Proving a set to be countable

Note that $x^2=\frac1{n^2}-y^2$ and $y^2=\frac1{n^2}-x^2$. So if $y$ is rational, then $x^2$ is rational as well, and likewise for $y^2$ if $x$ is rational.

Therefore you can define a surjection from the collection of all roots of rational numbers (which also includes all the rationals). So now comes the question, can you prove that this set is countable?

If you index on $x$ and $n$, you can do the following.

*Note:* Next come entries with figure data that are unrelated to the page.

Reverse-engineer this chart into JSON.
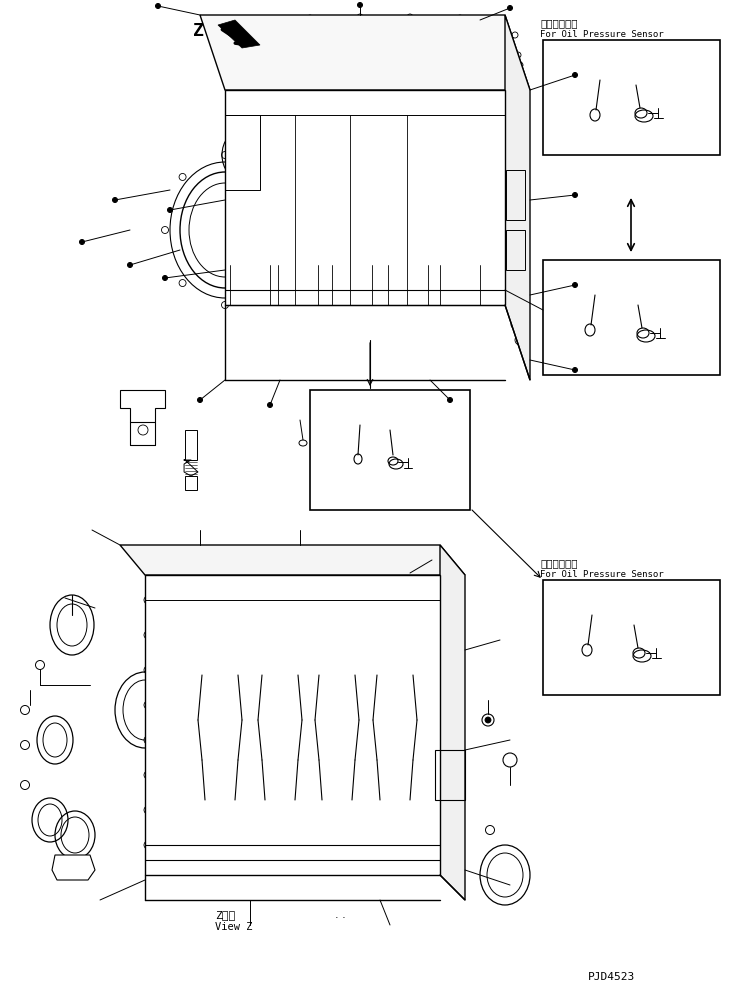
{
  "bg_color": "#ffffff",
  "line_color": "#000000",
  "text_color": "#000000",
  "label1_jp": "油圧センサ用",
  "label1_en": "For Oil Pressure Sensor",
  "label2_jp": "油圧センサ用",
  "label2_en": "For Oil Pressure Sensor",
  "view_label_jp": "Z　視",
  "view_label_en": "View Z",
  "part_number": "PJD4523",
  "fig_width": 7.34,
  "fig_height": 9.86,
  "dpi": 100
}
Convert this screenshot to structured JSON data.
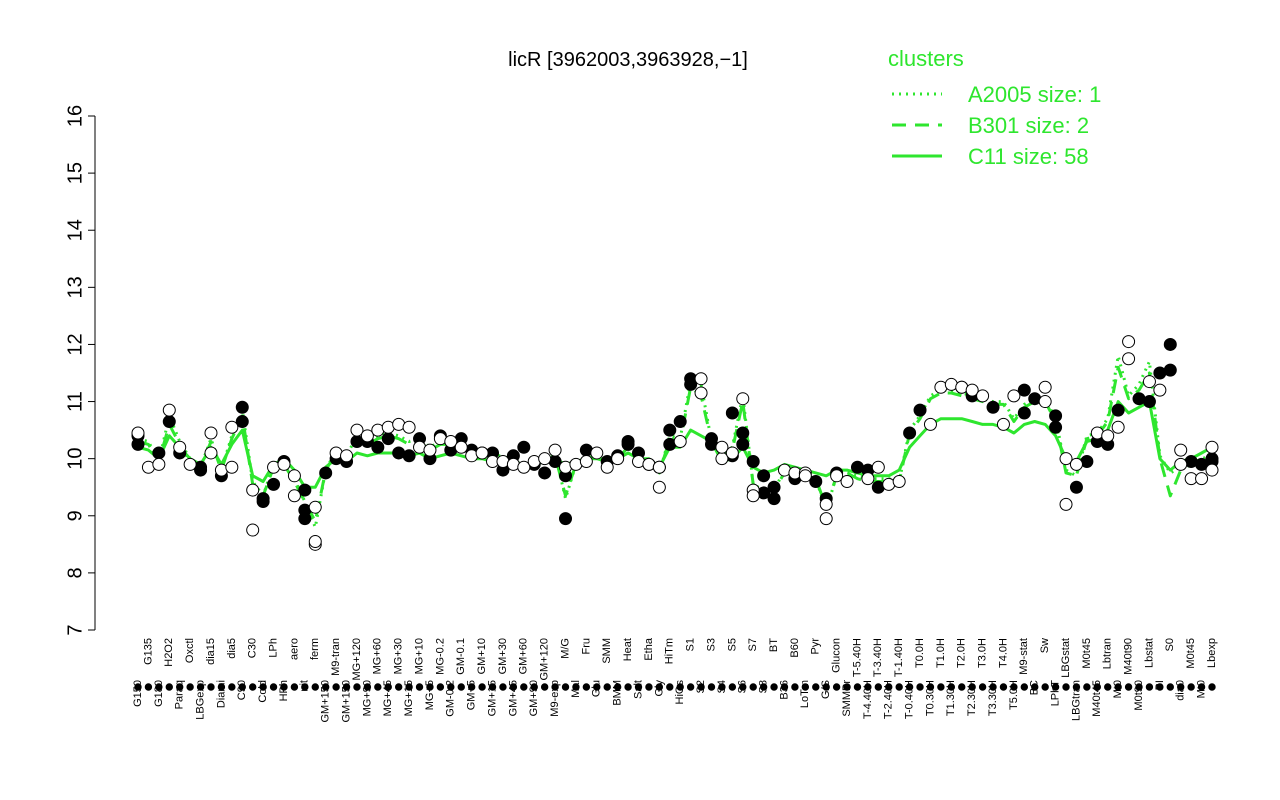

Let $$ E_n=\mathbb Q\cap \left[-\tfrac1{n^2},\tfrac1{n^2}\right]. $$ This sets $E_n$ are countable, because they are subsets of $\mathbb Q$. Then $S=S_1\cup S_2$, where $$ S_1=\bigcup_{n\in\mathbb N}\bigcup_{x\in E_n}\left\{\left(x,\sqrt{\tfrac1{n^2}-x^2}\right)\right\}\cup\left\{\left(x,-\sqrt{\tfrac1{n^2}-x^2}\right)\right\} $$ $$ S_2=\bigcup_{n\in\mathbb N}\bigcup_{y\in E_n}\left\{\left(\sqrt{\tfrac1{n^2}-y^2},y\right)\right\}\cup\left\{\left(-\sqrt{\tfrac1{n^2}-y^2},y\right)\right\} $$ We can map this to a subset of $(\mathbb N\times\mathbb Q\times\{1,2\})^2$. And this last set is countable, so $S$ is countable.

The key fact is that subsets of countable sets are countable, and that finite cartesian products of countable sets are countable.